Matthew's whinging about something else now. Something is ruining his presentation. Turns out to be the enormous amount of butter he put in his leeks.  I don't know why he doesn't just go home.

He's re-plating. It's torturous.

Marco is brushing his chop with juice. Adding parsley. He's done. And miraculously, so is Matthew.

Marco comes over. ''You've done fantastic haven't you," he says - to Billie.

"That's a big bone" he says, to Reynold. Obviously.

"I like that Jackson Pollock touch" he tells Matthew (Marco code for "that's a mess," I am thinking)

"Come and have a look at mine and tell me if there is a difference."

Um.

"It was fabulous working with you," Marco guffaws.

"Thank you for allowing me to keep up with you," he chortles.

All fun and games now. Yes, Marco.

Looking at their plates, Billie's looks the best. She knows it. She's saying all the right things about them all getting the elements on the dish and how it will be close... but she's cocky and she should be.

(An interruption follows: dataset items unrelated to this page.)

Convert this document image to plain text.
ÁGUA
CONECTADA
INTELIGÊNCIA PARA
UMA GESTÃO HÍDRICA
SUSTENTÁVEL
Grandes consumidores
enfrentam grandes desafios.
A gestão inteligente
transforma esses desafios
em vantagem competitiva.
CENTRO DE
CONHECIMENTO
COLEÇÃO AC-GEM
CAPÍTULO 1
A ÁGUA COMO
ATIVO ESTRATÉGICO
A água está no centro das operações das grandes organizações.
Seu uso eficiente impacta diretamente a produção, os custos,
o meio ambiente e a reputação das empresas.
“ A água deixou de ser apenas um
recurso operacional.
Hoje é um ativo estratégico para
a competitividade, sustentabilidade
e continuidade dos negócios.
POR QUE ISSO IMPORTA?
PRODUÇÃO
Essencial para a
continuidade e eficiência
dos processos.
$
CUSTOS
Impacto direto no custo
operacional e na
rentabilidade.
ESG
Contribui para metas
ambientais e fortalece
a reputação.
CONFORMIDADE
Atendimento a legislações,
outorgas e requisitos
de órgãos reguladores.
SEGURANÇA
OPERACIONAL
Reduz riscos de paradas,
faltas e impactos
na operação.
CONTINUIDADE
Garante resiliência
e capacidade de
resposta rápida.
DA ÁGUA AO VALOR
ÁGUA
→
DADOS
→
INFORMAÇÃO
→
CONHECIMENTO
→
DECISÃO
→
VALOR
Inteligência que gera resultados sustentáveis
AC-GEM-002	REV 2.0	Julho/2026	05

First one to get tasted is Billie's...  Marco loves it. He says she should be pleased with herself. No worries there then.
Matt says something about her asparagus but everyone knows no one cares what he says today.

Next up is Matthew and he's already whinging about the size of his meat.  And the testing part of the pressure test. And the, erm, pressure part.  Marco says some nice things. Patronising but nice.

Lastly Reynold and his giant bone.  His meat and leeks are slightly overcooked. George's jumper likes his technique with the tongue. It's a Carry On film right here...

I'm on the edge of my seat. I don't want Matthew to win....

Marco's turned all nice.  He's smiling squintingly at them... put your specs on Marco.

George's jumper is running through their faults. It's nerve-wracking.

And Billie wins. Thank the Lord.

She smiles at Marco. Who squints back at her... It's Billie, Marco. Yes, Marco.